An MRI’s high contrast between normal and abnormal tissue is instrumental in detecting cancer and tumors. In some cases, MRI imaging will show whether or not a section of abnormal tissue is benign or malignant. Multiple MRI scans can help a doctor monitor the changes in malignant cells and develop future treatment plans.
For patients with a sport-related injury an MRI will help doctors determine severity of the injury and the fastest recovery path.

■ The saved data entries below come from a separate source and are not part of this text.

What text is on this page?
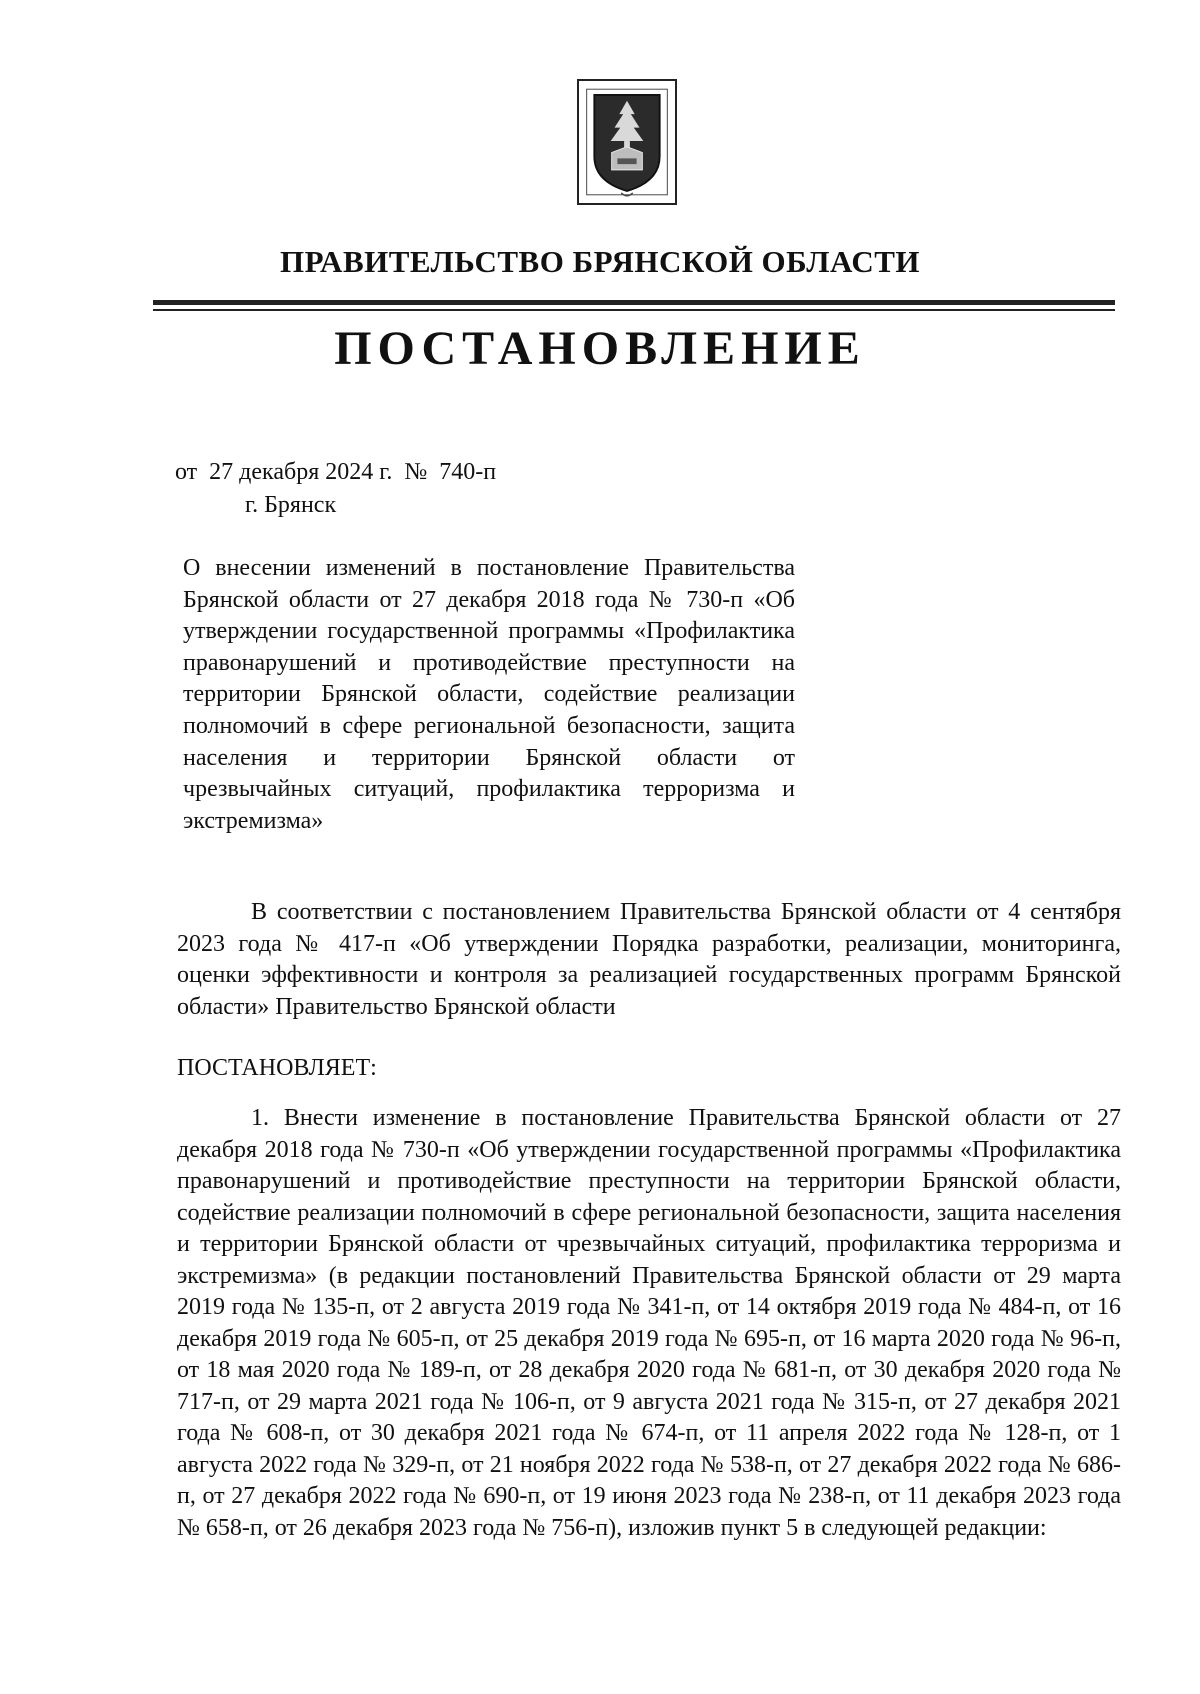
ПРАВИТЕЛЬСТВО БРЯНСКОЙ ОБЛАСТИ
ПОСТАНОВЛЕНИЕ
от  27 декабря 2024 г.  №  740-п
г. Брянск
О внесении изменений в постановление Правительства Брянской области от 27 декабря 2018 года № 730-п «Об утверждении государственной программы «Профилактика правонарушений и противодействие преступности на территории Брянской области, содействие реализации полномочий в сфере региональной безопасности, защита населения и территории Брянской области от чрезвычайных ситуаций, профилактика терроризма и экстремизма»
В соответствии с постановлением Правительства Брянской области от 4 сентября 2023 года № 417-п «Об утверждении Порядка разработки, реализации, мониторинга, оценки эффективности и контроля за реализацией государственных программ Брянской области» Правительство Брянской области
ПОСТАНОВЛЯЕТ:
1. Внести изменение в постановление Правительства Брянской области от 27 декабря 2018 года № 730-п «Об утверждении государственной программы «Профилактика правонарушений и противодействие преступности на территории Брянской области, содействие реализации полномочий в сфере региональной безопасности, защита населения и территории Брянской области от чрезвычайных ситуаций, профилактика терроризма и экстремизма» (в редакции постановлений Правительства Брянской области от 29 марта 2019 года № 135-п, от 2 августа 2019 года № 341-п, от 14 октября 2019 года № 484-п, от 16 декабря 2019 года № 605-п, от 25 декабря 2019 года № 695-п, от 16 марта 2020 года № 96-п, от 18 мая 2020 года № 189-п, от 28 декабря 2020 года № 681-п, от 30 декабря 2020 года № 717-п, от 29 марта 2021 года № 106-п, от 9 августа 2021 года № 315-п, от 27 декабря 2021 года № 608-п, от 30 декабря 2021 года № 674-п, от 11 апреля 2022 года № 128-п, от 1 августа 2022 года № 329-п, от 21 ноября 2022 года № 538-п, от 27 декабря 2022 года № 686-п, от 27 декабря 2022 года № 690-п, от 19 июня 2023 года № 238-п, от 11 декабря 2023 года № 658-п, от 26 декабря 2023 года № 756-п), изложив пункт 5 в следующей редакции:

Sports-related injuries include torn ligaments and tendons, groin pulls, dislocated shoulders, hamstring injuries, concussions, fine bone fractures, sprains, and muscle strain.
MRI’s help find the unknown causes of upper and lower joint conditions like degenerative disorders and rheumatoid arthritis; swelling and bleeding of surrounding joint tissues; and pain from disorders like lupus, gout, or fibromyalgia. Knee pain, build-up of knee joint fluid, and an inability to support weight are also reasons a patient may need an MRI.
An MRI can be used to check for common heart problems like heart attack damage, heart disease, and heartburn. Also, any heart pain, tumors, injury, or lymph node system conditions.
How Does An MRI Work?
A Magnetic Resonance Imaging (MRI) uses powerful magnets to generate radio waves that can be translated into images of the human body. Every hydrogen atom in the body has a proton at its center. Protons are highly sensitive to magnetic fields. Lying under the magnets of an MRI machine causes all the protons in a patient’s body to align together, like the pull of a compass. Radio waves are used to bounce the protons in and out of alignment. The MRI machine uses the radio waves sent back from the protons to make an image of the body. In different parts of the body, protons align at different speeds. This process allows the MRI Machine to create a detailed image that differentiates between different types of tissue.
The images captured from an open MRI scan will provide a behind-the-scenes look at what is going on inside a patient’s body. The data captured is used by doctors to diagnose a variety of complex symptoms.
The AIRIS II
The award-winning Airis II Open MRI scanner, manufactured by Hitachi, is the scanner that used at Total Image MRI. This state-of-the-art open MRI imaging machine satisfies two needs. It provides high-quality images to doctors and a comforting experience to patients. The open design of the Airis II is specifically designed to put patients first. It is ideal for accommodating children, those with claustrophobia, and senior citizens.
Motion Imaging Capabilities: can capture a specific area of the patient’s body in a position of motion.
Greater number of radio frequency coils to produce high resolution and tissue contrast.
Ability to pinpoint individual systems of the body like the circulatory or nervous system.
Patients can relax in the unique comfortable MRI bed of the Airis II and enjoy a pleasant MRI experience.